Exploring the use of tephrostratigraphy to constrain the rates of Last Interglacial sea-level change

Supervisor: Dr Natasha Barlow

Department: School of Earth and Environment, University of Leeds


This placement will embedded you within the European Research Council funded RISeR project https://riser.leeds.ac.uk/ which seeks to understand the rates of Last Interglacial sea-level change, and the nature of landscape responses.  We have collected 5 exciting new cores which record the flooding of the North Sea basin during the Last Interglacial (c.120,000 years ago).  Dating sediments of this age is a challenge, and we are working on techniques which utilise biostratigraphy and OSL dating.  Tephrochronology uses the identification of volcanic ash deposits within sedimentary sequences to establish chronostratigraphic markers and has widely been applied in Holocene and postglacial palaeoenvironmental reconstructions.  Until now, no tephra deposits have been recorded in the southern North Sea, however, having observed a few glass shards in our pollen slides, we are keen to pursue more detailed study. Therefore, the student will have the opportunity to take part in a large research project and work on developing the first tephrostratigraphy from the southern North Sea.
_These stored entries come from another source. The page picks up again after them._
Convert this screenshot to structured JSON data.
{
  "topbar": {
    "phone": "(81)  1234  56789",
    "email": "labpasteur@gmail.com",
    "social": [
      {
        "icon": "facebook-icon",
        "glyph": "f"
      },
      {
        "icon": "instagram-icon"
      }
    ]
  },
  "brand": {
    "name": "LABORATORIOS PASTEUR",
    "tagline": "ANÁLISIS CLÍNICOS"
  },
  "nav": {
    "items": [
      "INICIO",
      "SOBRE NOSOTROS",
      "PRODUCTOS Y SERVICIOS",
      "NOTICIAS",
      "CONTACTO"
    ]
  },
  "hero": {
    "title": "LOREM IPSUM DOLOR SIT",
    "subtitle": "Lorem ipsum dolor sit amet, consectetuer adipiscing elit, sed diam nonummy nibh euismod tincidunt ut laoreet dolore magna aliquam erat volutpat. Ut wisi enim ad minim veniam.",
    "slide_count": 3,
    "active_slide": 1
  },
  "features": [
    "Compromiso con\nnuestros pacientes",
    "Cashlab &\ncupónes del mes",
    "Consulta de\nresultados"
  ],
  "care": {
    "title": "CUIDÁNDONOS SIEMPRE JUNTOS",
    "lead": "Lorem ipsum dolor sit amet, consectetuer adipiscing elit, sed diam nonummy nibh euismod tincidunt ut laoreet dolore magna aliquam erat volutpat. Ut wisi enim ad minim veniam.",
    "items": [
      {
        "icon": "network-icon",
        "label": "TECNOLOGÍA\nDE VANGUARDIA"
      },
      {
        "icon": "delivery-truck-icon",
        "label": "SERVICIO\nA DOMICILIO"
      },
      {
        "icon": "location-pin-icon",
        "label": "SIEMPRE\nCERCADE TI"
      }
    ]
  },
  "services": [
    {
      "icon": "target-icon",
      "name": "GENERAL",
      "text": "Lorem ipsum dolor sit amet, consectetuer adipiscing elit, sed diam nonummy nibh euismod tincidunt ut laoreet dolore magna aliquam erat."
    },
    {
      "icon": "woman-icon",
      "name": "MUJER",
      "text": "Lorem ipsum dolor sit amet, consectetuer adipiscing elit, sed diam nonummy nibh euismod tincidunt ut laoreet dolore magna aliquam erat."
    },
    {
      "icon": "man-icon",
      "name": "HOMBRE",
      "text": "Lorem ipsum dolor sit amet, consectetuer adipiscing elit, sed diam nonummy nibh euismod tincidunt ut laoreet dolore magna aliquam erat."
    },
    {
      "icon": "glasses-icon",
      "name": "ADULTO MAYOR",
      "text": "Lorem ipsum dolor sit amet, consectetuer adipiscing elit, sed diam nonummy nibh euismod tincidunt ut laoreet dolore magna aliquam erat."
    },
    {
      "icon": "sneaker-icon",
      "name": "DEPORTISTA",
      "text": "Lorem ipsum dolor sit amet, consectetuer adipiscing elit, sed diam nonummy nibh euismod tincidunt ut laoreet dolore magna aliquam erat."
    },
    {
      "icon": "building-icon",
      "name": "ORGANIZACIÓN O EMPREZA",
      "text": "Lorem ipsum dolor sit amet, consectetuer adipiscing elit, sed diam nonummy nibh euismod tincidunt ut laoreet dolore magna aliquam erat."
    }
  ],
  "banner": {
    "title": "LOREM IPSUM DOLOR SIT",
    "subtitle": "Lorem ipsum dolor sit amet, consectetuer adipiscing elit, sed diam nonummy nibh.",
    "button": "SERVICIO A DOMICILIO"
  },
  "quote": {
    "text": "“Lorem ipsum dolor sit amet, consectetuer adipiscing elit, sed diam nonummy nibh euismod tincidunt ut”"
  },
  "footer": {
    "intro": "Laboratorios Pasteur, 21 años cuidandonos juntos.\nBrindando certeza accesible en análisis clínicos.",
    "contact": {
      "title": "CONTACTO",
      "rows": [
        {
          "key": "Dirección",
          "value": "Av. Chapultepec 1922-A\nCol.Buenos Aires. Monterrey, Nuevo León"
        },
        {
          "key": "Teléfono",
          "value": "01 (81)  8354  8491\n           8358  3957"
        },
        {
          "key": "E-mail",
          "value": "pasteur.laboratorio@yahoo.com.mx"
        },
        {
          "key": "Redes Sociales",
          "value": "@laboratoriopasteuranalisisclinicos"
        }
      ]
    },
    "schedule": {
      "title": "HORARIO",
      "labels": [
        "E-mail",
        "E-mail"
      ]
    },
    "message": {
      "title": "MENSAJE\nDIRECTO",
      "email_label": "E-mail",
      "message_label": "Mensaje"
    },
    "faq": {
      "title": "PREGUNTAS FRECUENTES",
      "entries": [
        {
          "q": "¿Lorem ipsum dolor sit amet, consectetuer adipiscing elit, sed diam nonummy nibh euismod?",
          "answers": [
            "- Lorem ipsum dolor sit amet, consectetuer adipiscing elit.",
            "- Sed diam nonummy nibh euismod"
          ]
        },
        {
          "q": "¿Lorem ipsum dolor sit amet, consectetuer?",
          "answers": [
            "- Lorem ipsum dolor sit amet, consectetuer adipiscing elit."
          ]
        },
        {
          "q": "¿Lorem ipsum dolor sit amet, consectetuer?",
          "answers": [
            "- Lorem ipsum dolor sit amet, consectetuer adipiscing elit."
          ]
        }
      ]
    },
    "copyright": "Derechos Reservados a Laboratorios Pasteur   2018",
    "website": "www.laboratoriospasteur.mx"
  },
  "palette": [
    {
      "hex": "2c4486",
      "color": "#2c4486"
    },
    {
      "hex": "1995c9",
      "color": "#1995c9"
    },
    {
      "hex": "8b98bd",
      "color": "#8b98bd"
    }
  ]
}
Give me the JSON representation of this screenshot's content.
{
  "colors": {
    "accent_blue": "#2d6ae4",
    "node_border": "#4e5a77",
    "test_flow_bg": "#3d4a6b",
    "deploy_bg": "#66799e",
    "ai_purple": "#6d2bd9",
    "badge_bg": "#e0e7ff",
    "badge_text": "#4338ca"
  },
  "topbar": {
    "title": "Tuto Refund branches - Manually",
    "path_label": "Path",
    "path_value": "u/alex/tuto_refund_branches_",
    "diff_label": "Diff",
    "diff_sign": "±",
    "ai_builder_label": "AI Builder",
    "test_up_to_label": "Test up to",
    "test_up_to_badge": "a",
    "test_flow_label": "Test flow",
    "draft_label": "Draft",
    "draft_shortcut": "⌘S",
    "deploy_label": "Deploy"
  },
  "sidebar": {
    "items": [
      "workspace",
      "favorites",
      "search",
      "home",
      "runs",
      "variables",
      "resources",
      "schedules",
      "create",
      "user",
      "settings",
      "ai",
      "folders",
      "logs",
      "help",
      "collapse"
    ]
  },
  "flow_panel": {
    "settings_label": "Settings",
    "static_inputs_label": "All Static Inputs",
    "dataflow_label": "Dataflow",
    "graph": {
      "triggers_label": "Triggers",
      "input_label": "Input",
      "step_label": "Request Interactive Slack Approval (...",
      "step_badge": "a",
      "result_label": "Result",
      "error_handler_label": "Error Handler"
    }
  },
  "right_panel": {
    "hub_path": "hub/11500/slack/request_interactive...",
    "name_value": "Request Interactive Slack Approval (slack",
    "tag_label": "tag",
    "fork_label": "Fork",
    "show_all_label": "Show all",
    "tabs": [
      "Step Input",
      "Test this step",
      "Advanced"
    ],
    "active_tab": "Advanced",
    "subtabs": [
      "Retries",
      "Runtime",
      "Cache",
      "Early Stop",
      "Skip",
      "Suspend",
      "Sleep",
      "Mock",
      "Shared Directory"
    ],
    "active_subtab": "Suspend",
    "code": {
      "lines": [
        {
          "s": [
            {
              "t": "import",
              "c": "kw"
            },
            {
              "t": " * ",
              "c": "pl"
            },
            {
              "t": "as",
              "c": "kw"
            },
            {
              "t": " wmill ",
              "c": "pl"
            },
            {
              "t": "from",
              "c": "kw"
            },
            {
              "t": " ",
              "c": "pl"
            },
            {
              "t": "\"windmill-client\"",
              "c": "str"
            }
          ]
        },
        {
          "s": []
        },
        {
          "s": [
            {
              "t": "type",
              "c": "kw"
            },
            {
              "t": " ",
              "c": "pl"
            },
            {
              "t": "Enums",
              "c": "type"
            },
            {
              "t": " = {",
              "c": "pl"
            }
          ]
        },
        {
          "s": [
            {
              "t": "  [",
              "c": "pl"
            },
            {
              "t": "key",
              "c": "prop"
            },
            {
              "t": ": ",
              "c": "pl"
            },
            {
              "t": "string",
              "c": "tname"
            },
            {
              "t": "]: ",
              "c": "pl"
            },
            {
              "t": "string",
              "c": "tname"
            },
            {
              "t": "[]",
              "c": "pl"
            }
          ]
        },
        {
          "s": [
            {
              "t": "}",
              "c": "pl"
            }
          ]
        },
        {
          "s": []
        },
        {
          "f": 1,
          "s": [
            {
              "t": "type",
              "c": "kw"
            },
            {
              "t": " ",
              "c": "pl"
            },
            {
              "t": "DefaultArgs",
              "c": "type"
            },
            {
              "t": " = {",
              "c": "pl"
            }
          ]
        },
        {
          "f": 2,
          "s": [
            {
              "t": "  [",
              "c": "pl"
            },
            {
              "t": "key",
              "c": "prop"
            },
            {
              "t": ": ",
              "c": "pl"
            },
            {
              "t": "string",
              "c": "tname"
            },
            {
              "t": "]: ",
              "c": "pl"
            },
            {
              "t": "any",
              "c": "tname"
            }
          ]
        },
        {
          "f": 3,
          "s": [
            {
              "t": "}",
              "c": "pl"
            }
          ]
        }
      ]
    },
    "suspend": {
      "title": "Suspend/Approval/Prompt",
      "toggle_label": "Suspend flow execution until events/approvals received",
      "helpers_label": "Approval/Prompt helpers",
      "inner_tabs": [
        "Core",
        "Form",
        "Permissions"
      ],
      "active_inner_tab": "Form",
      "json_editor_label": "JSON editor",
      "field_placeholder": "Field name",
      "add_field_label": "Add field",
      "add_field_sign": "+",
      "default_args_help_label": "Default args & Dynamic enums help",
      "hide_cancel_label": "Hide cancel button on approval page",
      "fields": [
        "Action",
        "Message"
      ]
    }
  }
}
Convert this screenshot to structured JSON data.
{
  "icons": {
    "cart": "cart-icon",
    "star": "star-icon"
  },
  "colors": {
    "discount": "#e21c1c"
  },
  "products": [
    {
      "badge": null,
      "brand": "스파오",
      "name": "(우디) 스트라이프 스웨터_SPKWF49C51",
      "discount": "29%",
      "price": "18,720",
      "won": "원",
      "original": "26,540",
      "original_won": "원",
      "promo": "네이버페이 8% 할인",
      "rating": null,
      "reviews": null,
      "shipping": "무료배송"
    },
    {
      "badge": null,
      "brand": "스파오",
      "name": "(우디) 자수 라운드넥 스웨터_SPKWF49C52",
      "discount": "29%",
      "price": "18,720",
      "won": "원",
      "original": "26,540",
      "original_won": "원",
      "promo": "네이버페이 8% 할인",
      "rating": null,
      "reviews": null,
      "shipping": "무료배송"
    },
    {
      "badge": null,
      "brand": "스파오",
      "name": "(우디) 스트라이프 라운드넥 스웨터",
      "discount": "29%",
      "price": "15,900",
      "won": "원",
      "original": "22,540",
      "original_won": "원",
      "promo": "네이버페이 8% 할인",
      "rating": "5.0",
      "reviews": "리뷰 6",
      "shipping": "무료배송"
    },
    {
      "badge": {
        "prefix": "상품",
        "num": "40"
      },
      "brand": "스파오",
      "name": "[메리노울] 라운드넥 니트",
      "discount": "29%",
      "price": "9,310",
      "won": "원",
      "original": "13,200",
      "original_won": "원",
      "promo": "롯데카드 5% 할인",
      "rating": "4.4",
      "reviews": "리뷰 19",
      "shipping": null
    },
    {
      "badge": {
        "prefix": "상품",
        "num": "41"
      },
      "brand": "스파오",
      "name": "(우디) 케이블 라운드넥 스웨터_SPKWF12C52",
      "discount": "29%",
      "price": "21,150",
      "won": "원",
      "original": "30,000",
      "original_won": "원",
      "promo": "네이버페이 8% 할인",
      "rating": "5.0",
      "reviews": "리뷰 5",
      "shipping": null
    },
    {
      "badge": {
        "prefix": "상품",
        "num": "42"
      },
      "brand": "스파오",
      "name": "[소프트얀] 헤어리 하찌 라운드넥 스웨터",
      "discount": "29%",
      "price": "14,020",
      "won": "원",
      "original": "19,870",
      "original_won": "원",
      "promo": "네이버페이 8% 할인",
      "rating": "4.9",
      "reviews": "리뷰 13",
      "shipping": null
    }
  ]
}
Working together with the project team (Dr Natasha Barlow, Dr Amy McGuire, and Dr Graham Rush) the student will select the cores which are most suited to their interest (the Last Interglacial highstand, or the falling sea-level towards the Last Glacial in the Brown Bank member).  The student will work within the School of Earth and Environment micropalaeo laboratory and will use established cryptotephra extraction techniques, alongside high-powered microscopy, to identify volcanic glass shards within the North Sea cores, with a view to linking them to past volcanic eruptions. Should COVID-19 mean that in-person lab work is not feasible, we have an extensive core-scanned XRF dataset which could be explored to identify tephra using geochemical techniques through a desk-based study.

The student will join our biweekly project meeting with the wider team, as well as attend our monthly extended laboratory meeting which focuses on the core analysis undertaken within the project in detail.  The candidate will be supported on a day-to-day basis by Dr Amy McGuire who has experience of working in the Cambridge Tephra Laboratory.  There will be scope to contribute to a publication on the RISeR core chronologies following the placement.  This project would suit anyone with laboratory experience, who wishes to explore new techniques and timescales. You do not need experience of working with tephra or a microscope – all training and equipment will be provided.